Allah insan hayatını bu dört esas üzerine bina etmeyi, dünyada ve ahirette huzurlu ve mutlu bir yaşamı talep etmiştir. Aksi takdirde hüsrana (iflasa) uğrayanlardan olmuş olacağız. Bu kısacık ömrümüzde hayırlı ve bereketli bir yaşamı arzulayıp amel ederek,  arkamızda hayır ile yâd edilen bir eser bırakmalıyız. Bize ait olmayan bu fani dünyada daha fazla günah işlememeliyiz. 


Hayırlı işler yapan insan, yaptığı amellerden dolayı bir gün Allah’a hesap vereceği bilinci içinde yapar. Bütün amellerini yüce bir gaye için yapar ki, o da Allah rızasıdır. Allah rızası olmadan yapılan amellerin Allah katında hiçbir değeri yoktur. Bilakis ihlâssız yapılan ameller, sahibine ağır bir vebal ve sorumluluk getirir. 

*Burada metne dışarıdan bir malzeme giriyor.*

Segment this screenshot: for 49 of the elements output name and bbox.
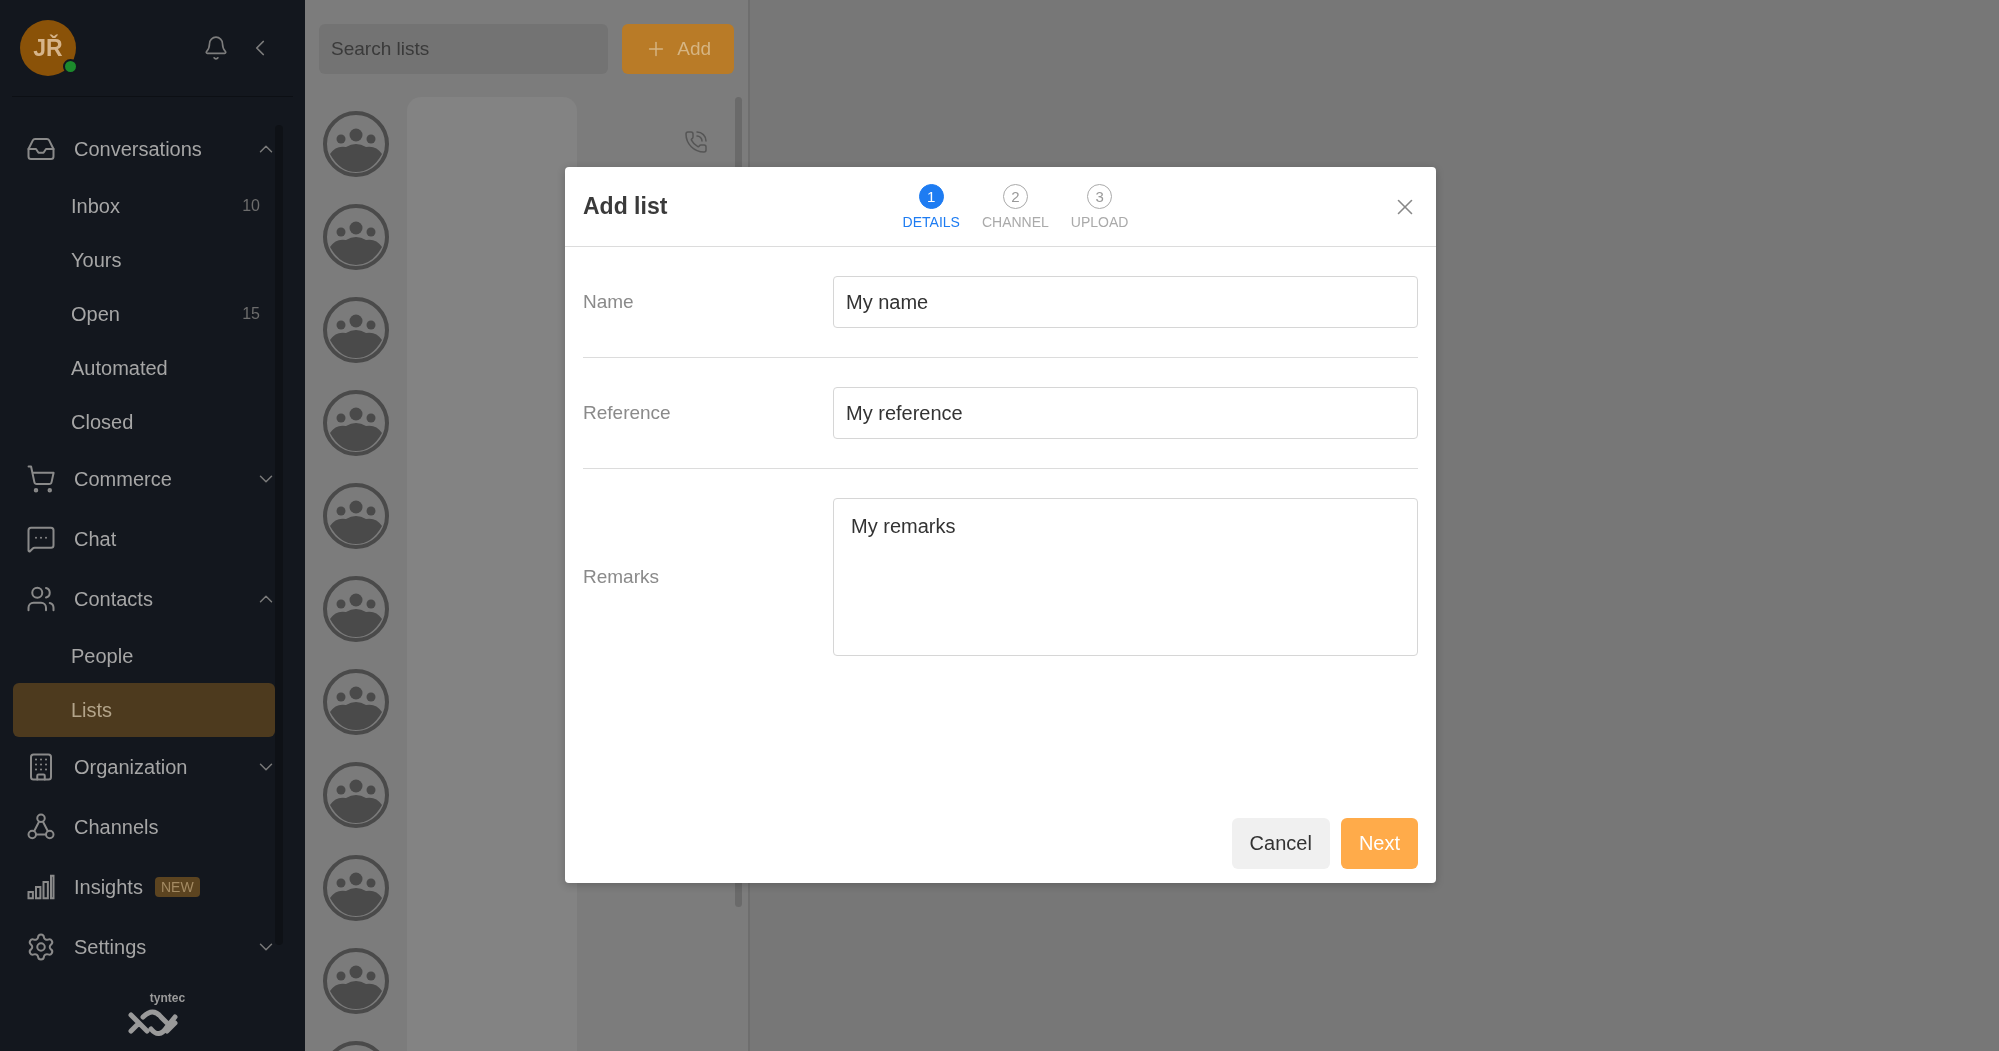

“İnsanlar, (sadece) “İman ettik” diyerek, sınanmadan bırakılacaklarını mı sandılar? Andolsun, onlardan öncekileri sınadık; Allah, gerçekten doğruları da bilmekte ve gerçekten yalancıları da bilmektedir.”  Ankebut Suresi2-3


Yapılan hayırlı ve kötü amellerin faili bizatihi insandır. İnsanın ellerinin bir ürünüdür.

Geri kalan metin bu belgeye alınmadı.